The day started in the cinema where we experienced one of the films as part of the current French Film Festival in Melbourne. We then walked some of the back lanes towards Degraves st which was a buzzing hive of cafes and eateries where we had a choice of cuisines. The afternoon was spent at the National Gallery where we learnt about the amazing Blake collection that the gallery is so lucky to have. An amazing writer and prolific artist!
Everyone went off to their billets for the night and met up again at La Mama theatre for an intense one person play that was quite confronting in its sparseness. Then afterwards an interesting forum with the actor, director and managers where students could ask questions to further explore the piece.
We ended the camp with a French déjeuner at the Bon Ap’ restaurant. A place with French speaking waiters and which offered great food including a snail tasting for those so inclined and a crème brulée to die for. Quelle journées formidable! Merci tout le monde!

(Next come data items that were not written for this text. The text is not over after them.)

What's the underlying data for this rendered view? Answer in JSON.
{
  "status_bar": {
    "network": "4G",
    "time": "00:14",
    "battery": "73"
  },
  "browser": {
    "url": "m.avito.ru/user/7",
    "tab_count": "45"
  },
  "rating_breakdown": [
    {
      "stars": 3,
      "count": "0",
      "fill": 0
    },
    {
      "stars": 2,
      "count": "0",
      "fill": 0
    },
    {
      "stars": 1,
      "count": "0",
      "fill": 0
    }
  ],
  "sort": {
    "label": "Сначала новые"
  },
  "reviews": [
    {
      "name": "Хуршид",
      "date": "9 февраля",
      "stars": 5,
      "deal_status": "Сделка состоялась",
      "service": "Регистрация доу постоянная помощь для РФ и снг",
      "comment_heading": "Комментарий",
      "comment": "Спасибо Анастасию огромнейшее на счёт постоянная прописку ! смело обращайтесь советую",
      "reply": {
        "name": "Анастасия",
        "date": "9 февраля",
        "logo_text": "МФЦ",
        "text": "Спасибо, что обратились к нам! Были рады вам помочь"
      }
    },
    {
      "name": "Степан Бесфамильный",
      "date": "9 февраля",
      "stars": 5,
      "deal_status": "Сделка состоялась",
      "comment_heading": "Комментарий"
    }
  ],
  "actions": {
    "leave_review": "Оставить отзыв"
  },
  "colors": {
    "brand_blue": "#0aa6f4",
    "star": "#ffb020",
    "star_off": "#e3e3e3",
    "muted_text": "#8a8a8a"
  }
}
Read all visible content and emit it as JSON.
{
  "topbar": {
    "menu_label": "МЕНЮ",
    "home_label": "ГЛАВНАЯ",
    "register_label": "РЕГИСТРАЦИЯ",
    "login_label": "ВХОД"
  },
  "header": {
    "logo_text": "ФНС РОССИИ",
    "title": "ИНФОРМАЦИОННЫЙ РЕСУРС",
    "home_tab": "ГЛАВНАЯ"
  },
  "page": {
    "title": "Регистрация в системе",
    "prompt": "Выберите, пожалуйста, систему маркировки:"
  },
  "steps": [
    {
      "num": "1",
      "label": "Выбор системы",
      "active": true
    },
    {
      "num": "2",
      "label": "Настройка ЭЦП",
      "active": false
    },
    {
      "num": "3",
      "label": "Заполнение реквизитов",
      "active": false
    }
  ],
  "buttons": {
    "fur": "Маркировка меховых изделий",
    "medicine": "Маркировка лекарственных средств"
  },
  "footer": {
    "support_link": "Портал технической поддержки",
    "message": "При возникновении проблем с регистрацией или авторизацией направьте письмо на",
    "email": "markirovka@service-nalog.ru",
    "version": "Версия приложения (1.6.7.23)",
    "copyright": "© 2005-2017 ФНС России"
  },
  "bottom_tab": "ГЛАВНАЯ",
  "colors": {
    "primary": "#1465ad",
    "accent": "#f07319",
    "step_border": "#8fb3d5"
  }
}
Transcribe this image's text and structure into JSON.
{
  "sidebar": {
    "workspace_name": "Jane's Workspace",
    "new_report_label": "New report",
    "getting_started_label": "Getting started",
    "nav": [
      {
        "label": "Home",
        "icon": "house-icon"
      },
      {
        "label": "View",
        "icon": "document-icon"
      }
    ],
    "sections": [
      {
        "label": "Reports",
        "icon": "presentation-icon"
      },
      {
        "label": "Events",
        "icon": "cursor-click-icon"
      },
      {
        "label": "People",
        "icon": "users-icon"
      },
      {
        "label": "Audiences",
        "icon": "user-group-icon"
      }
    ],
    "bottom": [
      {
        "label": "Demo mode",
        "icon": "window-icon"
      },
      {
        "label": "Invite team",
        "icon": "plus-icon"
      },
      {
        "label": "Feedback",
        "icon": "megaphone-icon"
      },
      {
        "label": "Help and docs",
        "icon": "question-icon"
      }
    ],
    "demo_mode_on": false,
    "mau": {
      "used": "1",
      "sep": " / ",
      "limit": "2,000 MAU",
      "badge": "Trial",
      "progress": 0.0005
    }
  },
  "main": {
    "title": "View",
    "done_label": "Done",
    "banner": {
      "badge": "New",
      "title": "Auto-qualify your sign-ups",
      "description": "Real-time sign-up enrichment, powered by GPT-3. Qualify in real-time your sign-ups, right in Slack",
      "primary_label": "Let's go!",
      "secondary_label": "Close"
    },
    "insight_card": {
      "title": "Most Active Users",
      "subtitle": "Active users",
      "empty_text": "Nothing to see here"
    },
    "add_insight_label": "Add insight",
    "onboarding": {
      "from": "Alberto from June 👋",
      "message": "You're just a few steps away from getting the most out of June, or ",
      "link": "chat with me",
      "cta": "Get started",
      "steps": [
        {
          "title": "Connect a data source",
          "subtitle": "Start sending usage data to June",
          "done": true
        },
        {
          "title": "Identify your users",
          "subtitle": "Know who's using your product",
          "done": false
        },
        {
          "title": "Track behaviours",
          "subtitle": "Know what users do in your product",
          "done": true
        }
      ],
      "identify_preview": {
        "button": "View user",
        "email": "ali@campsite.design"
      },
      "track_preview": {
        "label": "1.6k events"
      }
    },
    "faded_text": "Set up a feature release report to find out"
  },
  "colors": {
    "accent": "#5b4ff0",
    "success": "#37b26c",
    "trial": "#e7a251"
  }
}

Lilly Till, Liam Fothergill and Lochlan Glen completed a 5-session radio production course at MainFM as part of their Literacy program. The students learned to plan and produce an hour-long music show for the radio which was broadcast during the Teenage Radio Stars slot on Monday mornings at 7am.
The team settled into roles that suited their talents: Lilly as Program Manager creating playlists and researching artists, Liam as Presenter with a great radio voice and slick presenting skills, and Lochlan as Producer running the sound desk. Well done to these students!